Cloud Brokerage: Five Steps for IT Leadership

Although the goal of corporate strategic planning is to envision changes over the long term, the stark reality for IT in many organizations is that only incremental change seems possible in the short term. IT’s ability to implement the changes needed to alter the competitive playing field might be limited by the siloed nature of most IT departments, where separate teams enact deployment cycles implemented on a product-by-product basis with each product set purchased and managed separately. Customization is usually the rule, with different servers selected for different applications by different teams. Attempts to integrate data center infrastructure and applications have been manual, time-consuming, and expensive efforts. With traditional data centers of the past limited to maintaining the status quo, this scenario often led to a breakdown and disconnect between corporate planning and IT capabilities.

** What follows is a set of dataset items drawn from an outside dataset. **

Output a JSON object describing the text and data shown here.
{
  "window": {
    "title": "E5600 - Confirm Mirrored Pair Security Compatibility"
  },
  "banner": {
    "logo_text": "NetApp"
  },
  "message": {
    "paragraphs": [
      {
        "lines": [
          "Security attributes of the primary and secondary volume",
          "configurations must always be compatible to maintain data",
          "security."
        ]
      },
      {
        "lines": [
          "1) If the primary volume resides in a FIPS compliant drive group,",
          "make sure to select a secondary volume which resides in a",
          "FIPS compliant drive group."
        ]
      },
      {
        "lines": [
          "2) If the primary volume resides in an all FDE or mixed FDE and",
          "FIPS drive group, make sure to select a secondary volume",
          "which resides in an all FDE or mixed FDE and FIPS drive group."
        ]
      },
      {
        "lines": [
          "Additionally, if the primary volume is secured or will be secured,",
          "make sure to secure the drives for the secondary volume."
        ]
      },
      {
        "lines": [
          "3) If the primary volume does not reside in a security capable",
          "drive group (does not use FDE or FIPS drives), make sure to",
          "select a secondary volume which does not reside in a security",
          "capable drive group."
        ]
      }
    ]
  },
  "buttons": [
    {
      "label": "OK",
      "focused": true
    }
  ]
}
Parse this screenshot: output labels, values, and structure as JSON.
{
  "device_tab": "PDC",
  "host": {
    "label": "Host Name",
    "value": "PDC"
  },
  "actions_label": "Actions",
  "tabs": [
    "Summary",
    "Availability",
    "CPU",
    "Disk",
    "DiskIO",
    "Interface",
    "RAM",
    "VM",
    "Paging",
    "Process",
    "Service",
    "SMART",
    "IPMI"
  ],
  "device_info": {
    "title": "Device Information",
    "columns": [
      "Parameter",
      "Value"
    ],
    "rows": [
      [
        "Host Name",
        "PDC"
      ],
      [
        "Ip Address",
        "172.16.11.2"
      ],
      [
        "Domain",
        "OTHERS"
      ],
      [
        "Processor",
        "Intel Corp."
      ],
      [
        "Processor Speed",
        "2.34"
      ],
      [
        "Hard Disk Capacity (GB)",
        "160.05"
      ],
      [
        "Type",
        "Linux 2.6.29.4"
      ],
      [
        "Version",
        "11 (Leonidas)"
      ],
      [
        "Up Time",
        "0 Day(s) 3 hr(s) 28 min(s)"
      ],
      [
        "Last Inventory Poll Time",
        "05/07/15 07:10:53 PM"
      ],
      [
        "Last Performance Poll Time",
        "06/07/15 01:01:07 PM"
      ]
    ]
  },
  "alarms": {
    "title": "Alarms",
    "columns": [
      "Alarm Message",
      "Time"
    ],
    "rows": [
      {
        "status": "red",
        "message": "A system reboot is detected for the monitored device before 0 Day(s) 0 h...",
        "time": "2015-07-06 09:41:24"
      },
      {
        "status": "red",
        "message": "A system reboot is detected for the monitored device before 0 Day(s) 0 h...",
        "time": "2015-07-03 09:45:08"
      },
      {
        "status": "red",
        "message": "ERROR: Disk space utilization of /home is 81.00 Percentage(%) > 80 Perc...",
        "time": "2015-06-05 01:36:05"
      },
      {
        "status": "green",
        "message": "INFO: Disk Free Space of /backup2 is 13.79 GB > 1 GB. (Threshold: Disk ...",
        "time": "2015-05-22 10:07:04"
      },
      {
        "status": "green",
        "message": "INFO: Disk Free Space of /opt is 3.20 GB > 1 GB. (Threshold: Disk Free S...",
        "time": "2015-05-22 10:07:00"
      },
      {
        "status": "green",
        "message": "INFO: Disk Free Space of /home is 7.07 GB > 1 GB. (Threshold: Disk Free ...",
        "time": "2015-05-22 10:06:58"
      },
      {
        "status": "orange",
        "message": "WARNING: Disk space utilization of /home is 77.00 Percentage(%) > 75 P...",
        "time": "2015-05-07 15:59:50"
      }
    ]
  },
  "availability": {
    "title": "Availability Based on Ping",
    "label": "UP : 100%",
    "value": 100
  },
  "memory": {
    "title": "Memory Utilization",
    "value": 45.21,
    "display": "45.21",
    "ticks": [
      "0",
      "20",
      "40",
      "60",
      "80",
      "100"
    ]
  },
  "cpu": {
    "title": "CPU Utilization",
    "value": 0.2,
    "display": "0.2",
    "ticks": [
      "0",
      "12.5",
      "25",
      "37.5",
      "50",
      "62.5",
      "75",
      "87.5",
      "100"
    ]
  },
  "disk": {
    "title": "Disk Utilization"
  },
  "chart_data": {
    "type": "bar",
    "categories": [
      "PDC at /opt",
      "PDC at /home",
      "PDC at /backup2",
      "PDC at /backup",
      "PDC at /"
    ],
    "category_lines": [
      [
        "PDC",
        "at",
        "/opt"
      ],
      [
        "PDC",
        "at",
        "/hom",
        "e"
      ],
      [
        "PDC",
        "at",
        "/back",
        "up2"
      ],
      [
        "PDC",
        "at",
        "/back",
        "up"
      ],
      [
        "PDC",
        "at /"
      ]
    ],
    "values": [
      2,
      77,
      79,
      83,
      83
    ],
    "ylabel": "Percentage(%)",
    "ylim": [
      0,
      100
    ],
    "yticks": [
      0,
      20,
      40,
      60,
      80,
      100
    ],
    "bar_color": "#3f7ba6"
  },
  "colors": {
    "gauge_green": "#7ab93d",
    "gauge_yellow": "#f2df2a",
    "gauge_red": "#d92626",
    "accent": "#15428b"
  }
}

Fortunately the situation is changing with the advent of cloud computing: CIOs have been freed from having to settle for incremental change, and IT can now be the enabler of line of business (LOB) requirements for faster innovations, new business models, and new revenue streams.

Because today’s cloud computing architectures are designed to capitalize on change, more expansive opportunities exist for IT to become an internal strategic partner. By enabling holistic improvements across technology infrastructures, cloud computing is creating dramatic innovations that rewrite the rules of competition. Instead of a plethora of customization arising from siloed teams, IT organizations are beginning to standardize their infrastructure to create a highly agile IT foundation with integrated layers designed to adapt to changing requirements. The opportunity to use both private cloud and public cloud services — termed “hybrid IT” — provides enterprises more choice and speed in implementing new innovations.

As the Gartner perspective that follows this article frames it: “Hybrid IT is the mission and the operational model for IT in a cloud computing world... Fundamentally, hybrid IT requires working with the enterprise, including business leaders, to change the working relationship between the enterprise and IT to one where IT is the trusted broker and value-added supplier for all IT-based services, whether they are internal or external.”

If IT can act as a services broker, it will address a set of common needs in the industry: simplification, information transparency, and control of services selected, provisioned, and consumed from several sources — private, public, and hybrid.

The potential for deep and wide flexibility frees organizations to think big, literally out of the box, beyond the constraints of the past. When considering potential breakthroughs to change the competitive playing field, instead of asking “why,” IT can dare to ask “why not?” This path to transformational change requires five major steps.

Step 1: Develop a Future Vision of How to Conduct Your Business

The first half of this step is to be bold: Leave your memory of operational obstacles at the door and develop a vision of how you want your operations to run to deliver competitive advantage to your business. After that vision is clear, the second half is to be rigorous: Systematically identify the obstacles within your organization that prevent your vision from becoming a reality. Ask yourself and your organization questions such as:

  • What processes need to be reengineered?
  • What new capabilities need to be developed?
  • How much faster are you seeking to get to market?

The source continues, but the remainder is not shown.